A/V Pastoral
I puddle-hunted yesterday, on my way to an empty church, to talk to the pastor about a gig operating the audio equipment. He wanted to know who I was, and I told him I’m a photographer, with four years of experience working audio at a church, who also got a degree in religious studies from Long Beach State. The pastor told me that the church was almost progressive, and that the church was part of the ELCA, which meant that they support the gays, although half the church left after the denomination had made that decision, while the rest remained silent. I thought of the Episcopal church, where we have gay priests, and there cannot be silence. “Silence is not the answer,” was a social-justice theology book my grandma gave me, before she passed, from the same church. “Your grandpa keeps his cards close to his chest,” said the pastor, wondering what my grandpa thought of gay people. I did not come out to the pastor.
He asked me what I was reading, and I said Giorgio Agamben (controversial) and some other post-structuralists, like Foucault and Derrida. He asked me how I was reading graduate level books—why the religious studies program at Long Beach would teach that—and I said I read them on my own; that a professor might recommend them. “You’re in the epistemological drain,” he said, and I shrugged—what does that even mean?—while he recommended comparative theology books.
“I read Georges Bataille,” I said, “which is kind-of an anti-theology. I’m not so sure about theology.”
“It will be a leap for sure,” he said, “and the theologians kind-of just ignored the epistemological problems that the post-structuralists raised, moving along.”
“Oh okay,” I said.
So he recommended some religious studies books, and one about secularism (I’m bored by secular/sacred dichotomies, because like, we make all that stuff up. In the words of Robert Pirsig, “The Buddha, the Godhead, resides quite as comfortably in the circuits of a digital computer or the gears of a cycle transmission as he does at the top of a mountain or in the petals of a flower.” Would you call a motorcycle, or a computer, sacred? Who cares). He talked about his master’s in comparative religious dialogue.

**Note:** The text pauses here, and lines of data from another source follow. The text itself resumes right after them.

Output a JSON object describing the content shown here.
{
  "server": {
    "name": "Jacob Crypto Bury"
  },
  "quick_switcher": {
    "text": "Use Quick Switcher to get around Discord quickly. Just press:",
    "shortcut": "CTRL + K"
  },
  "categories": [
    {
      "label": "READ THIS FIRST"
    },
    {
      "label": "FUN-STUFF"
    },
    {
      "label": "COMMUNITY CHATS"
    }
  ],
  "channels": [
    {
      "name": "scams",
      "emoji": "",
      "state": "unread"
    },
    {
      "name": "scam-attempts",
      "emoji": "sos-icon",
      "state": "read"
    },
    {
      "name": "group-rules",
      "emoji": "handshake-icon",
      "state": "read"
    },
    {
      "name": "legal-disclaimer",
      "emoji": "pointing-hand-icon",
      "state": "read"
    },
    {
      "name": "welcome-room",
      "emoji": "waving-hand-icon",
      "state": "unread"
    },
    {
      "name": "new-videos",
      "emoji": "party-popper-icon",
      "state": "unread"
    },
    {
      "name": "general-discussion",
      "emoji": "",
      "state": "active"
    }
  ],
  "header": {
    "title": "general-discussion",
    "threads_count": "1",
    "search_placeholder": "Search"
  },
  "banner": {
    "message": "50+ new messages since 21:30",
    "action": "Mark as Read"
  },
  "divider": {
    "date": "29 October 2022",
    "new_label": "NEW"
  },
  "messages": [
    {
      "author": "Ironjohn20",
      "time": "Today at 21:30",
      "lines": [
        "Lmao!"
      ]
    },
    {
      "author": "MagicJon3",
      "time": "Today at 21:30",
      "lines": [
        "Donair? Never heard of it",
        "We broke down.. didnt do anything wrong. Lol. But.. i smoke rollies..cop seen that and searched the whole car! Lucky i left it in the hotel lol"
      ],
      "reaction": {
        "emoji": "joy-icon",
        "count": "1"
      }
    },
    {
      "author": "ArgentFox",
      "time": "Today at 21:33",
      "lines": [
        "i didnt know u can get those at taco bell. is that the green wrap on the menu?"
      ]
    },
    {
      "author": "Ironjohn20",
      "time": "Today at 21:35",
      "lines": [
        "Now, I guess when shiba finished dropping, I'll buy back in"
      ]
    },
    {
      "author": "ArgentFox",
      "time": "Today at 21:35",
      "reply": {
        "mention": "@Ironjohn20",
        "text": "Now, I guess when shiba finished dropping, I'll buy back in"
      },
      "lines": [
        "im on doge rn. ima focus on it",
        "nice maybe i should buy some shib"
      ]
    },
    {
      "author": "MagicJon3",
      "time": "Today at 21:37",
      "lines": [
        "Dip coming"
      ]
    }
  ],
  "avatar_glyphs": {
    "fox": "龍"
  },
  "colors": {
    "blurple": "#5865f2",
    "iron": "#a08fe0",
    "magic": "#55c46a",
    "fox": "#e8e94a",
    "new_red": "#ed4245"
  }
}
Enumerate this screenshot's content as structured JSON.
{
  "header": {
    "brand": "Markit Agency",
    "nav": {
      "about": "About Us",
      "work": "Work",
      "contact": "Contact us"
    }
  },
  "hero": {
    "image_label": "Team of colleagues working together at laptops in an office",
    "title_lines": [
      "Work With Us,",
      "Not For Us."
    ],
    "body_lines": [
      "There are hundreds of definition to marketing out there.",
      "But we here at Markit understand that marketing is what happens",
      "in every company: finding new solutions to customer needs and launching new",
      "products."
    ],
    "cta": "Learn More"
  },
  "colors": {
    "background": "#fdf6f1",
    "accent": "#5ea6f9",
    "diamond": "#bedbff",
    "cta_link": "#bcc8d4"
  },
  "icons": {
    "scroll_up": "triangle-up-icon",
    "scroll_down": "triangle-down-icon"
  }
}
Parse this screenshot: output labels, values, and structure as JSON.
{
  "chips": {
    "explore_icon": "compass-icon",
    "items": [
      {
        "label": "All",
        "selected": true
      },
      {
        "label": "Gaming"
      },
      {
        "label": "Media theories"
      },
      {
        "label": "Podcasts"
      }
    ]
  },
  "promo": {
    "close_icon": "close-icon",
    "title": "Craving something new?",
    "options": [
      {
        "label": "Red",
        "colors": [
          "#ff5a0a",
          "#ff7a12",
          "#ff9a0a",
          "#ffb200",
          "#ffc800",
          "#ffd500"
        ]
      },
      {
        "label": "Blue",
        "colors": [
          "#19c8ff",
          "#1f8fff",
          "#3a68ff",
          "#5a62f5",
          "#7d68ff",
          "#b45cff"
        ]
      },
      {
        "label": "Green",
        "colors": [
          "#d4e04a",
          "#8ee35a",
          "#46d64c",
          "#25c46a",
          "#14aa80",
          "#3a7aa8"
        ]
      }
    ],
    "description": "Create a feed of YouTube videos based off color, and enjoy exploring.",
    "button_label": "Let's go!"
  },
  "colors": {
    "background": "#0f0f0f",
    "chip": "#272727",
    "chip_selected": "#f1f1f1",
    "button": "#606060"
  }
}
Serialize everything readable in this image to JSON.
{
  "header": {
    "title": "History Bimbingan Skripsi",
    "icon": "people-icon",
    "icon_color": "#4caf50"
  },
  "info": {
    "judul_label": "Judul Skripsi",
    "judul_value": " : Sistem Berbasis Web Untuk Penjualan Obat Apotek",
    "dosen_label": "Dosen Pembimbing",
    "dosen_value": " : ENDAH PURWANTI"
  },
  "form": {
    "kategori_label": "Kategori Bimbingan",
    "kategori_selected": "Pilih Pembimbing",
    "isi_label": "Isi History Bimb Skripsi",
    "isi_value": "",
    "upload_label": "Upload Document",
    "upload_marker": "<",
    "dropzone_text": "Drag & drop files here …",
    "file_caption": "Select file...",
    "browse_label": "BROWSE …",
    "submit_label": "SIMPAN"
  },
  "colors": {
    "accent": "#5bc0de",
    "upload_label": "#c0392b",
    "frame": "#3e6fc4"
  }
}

“Speaking of religious dialogue,” I said, “I ended up spending a lot of time digging into queer-religious studies and queer theology.” He said that the Buddhists had a third gender person. I told him “I know,” and thought of the epistemological drain (this skepticism that we can really know very much, or that doubt our language and structures of thought correspond to an “objective” “reality,” which is not a denial of reality—just a skepticism).
I think of how comparative religious dialogue means finding queerness across religions for the pastor (relying on the safety of religious categories), and how for me queer people sometimes find their own (non)religious structures (aka: what is religion?!). And I thought of how most queer theology I’ve read resides “inside” the “epistemological drain,” for, as some theorists say, even the category “queer,” and often LGBTQ people in general, and particularly within the church, are an “epistemological” threat to the church. And queer people have often had knowledge used against them, so are in a place to interrogate who knowledge is for, how knowledge is produced, and what knowledge does (Foucauldian!).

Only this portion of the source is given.